Among the new elements Mr. Coppola injected into the Eliade story is a pointed anti-Nazi subplot, by which Mr. Coppola traces the rise and fall of the Third Reich in Germany and Romania from 1938 to 1945 largely through newspaper headlines. Bruno Ganz plays an anti-Nazi Romanian scientist, Professor Stanciulescu, who warns Dominic that Hitler himself has gotten wind of Dominic’s rejuvenation through a bolt of lightning; Hitler is acting through a crackpot experimenter with lightning, one Josef Rudolf, to have the Gestapo bring Dominic to Germany for further tests in the pursuit of the Aryan Superman ideal. The anti-Nazi professor assists Dominic in escaping to Switzerland. Mr. Coppola’s political innovations in the narrative are somewhat ironic, as S. James Snyder notes in an article in The New York Sun of December 7-9, 2007, “that Eliade, a distinguished scholar and writer, had ties to the fascist Iron Guard in his home country of Romania as a youth, and was alleged to have written anti-Semitic tracts.”
A further irony is involved in Mr.
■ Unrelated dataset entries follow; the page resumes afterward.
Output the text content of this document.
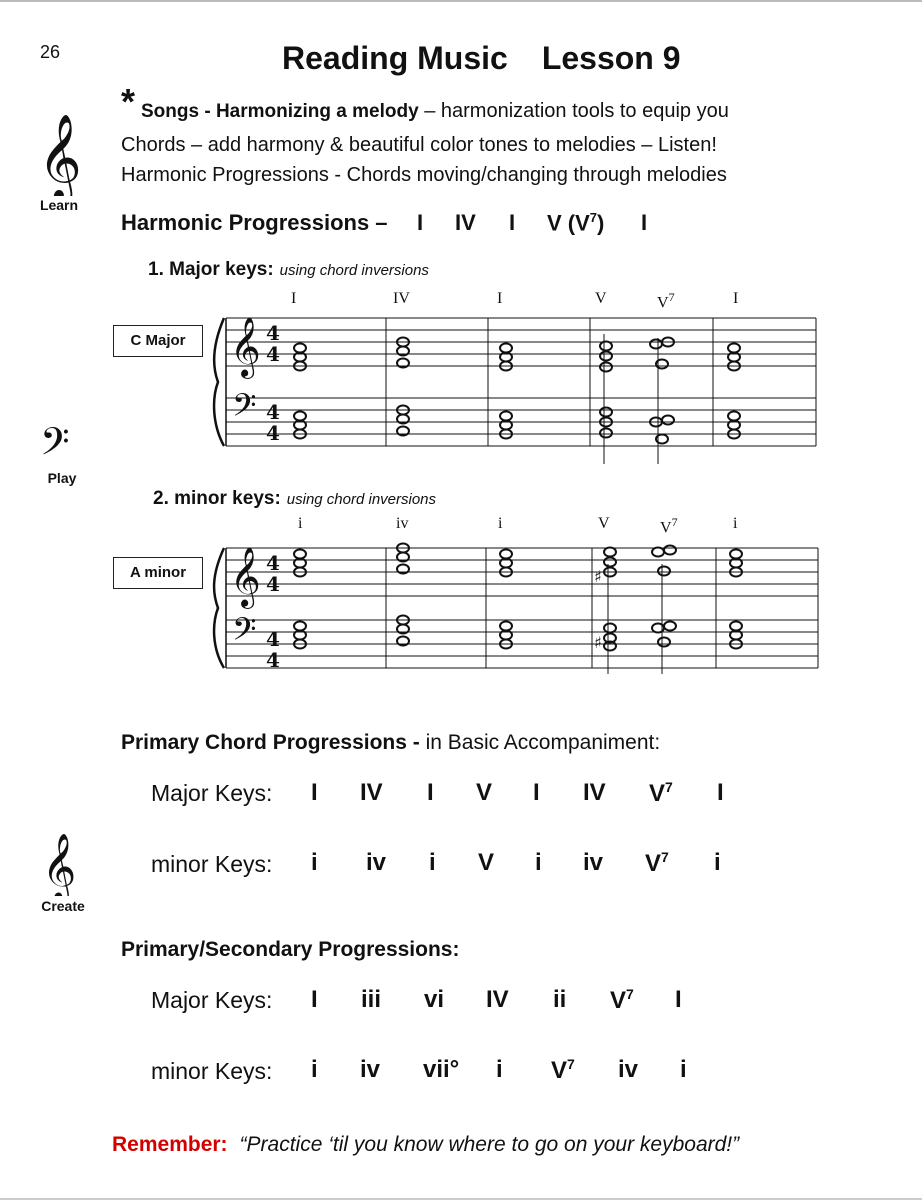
26	Reading Music Lesson 9
* Songs - Harmonizing a melody – harmonization tools to equip you
Chords – add harmony & beautiful color tones to melodies – Listen!
Harmonic Progressions - Chords moving/changing through melodies
𝄞
Learn
𝄢
Play
𝄞
Create
Harmonic Progressions – I IV I V $(V^7)$ I
1. Major keys: using chord inversions
I	IV	I	V	$V^7$	I
C Major 𝄞
𝄢
4
4
4
4
2. minor keys: using chord inversions
i	iv	i	V	$V^7$	i
A minor 𝄞
𝄢
4
4
4
4
♯
♯
Primary Chord Progressions - in Basic Accompaniment:
Major Keys: I IV I V I IV $V^7$ I
minor Keys: i iv i V i iv $V^7$ i
Primary/Secondary Progressions:
Major Keys: I iii vi IV ii $V^7$ I
minor Keys: i iv vii° i $V^7$ iv i
Remember: “Practice ‘til you know where to go on your keyboard!”
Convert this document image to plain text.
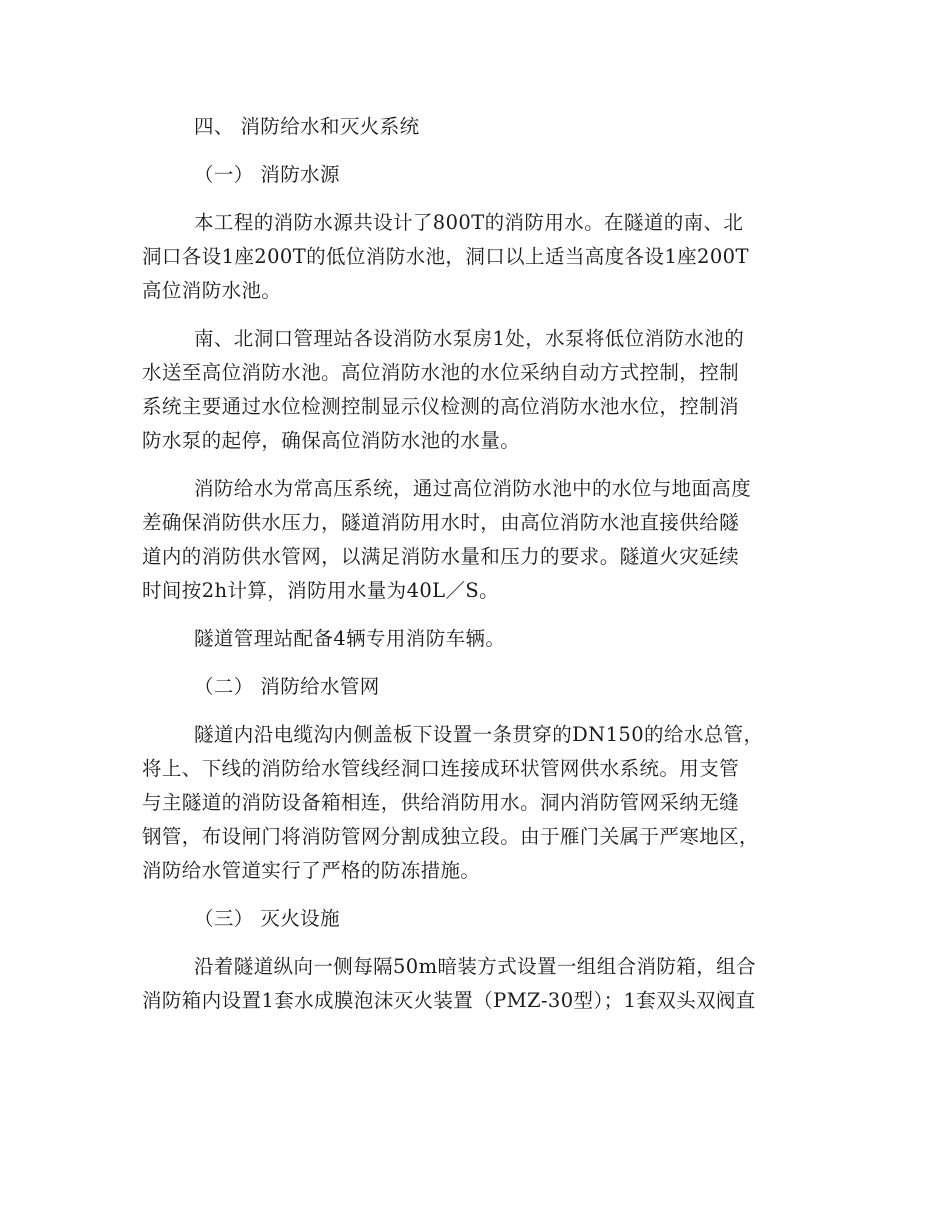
四、 消防给水和灭火系统
（一） 消防水源
本工程的消防水源共设计了800T的消防用水。在隧道的南、北
洞口各设1座200T的低位消防水池，洞口以上适当高度各设1座200T
高位消防水池。
南、北洞口管理站各设消防水泵房1处，水泵将低位消防水池的
水送至高位消防水池。高位消防水池的水位采纳自动方式控制，控制
系统主要通过水位检测控制显示仪检测的高位消防水池水位，控制消
防水泵的起停，确保高位消防水池的水量。
消防给水为常高压系统，通过高位消防水池中的水位与地面高度
差确保消防供水压力，隧道消防用水时，由高位消防水池直接供给隧
道内的消防供水管网，以满足消防水量和压力的要求。隧道火灾延续
时间按2h计算，消防用水量为40L／S。
隧道管理站配备4辆专用消防车辆。
（二） 消防给水管网
隧道内沿电缆沟内侧盖板下设置一条贯穿的DN150的给水总管，
将上、下线的消防给水管线经洞口连接成环状管网供水系统。用支管
与主隧道的消防设备箱相连，供给消防用水。洞内消防管网采纳无缝
钢管，布设闸门将消防管网分割成独立段。由于雁门关属于严寒地区，
消防给水管道实行了严格的防冻措施。
（三） 灭火设施
沿着隧道纵向一侧每隔50m暗装方式设置一组组合消防箱，组合
消防箱内设置1套水成膜泡沫灭火装置（PMZ-30型）；1套双头双阀直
Coppola’s venture into the humanist-intellectual area of cinema identified more with foreign directors than with Americans, particularly since Mr. Coppola’s greatest contribution to the American cinema has been in his creative revitalization of the gangster and horror genres. Hence, though he has defiantly admitted that Youth Without Youth may be too abstruse and difficult for the average audience, who cares? The fact remains that though his own talent was nurtured at an early stage in his career by Roger Corman, he, in turn, has generously nurtured the careers of George Lucas and his own daughter, Sofia Coppola. Along with Martin Scorcese he has brought to America the old French Cahiers du Cinéma tributes and support for aging masters like Jean Renoir in the case of François Truffaut; Fritz Lang in the case of Claude Chabrol; and Akira Kurosawa and Abel Gance in the case of Mr. Coppola.
Through my years as a die-hard auteurist, I have learned to understand and appreciate the later works of Alfred Hitchcock, John Ford, Josef von Sternberg, Frank Borzage, Howard Hawks, Charles Chaplin et al.—massive talents, like Mr. Coppola, with nothing left to prove. Youth Without Youth is well worth seeing in that spirit.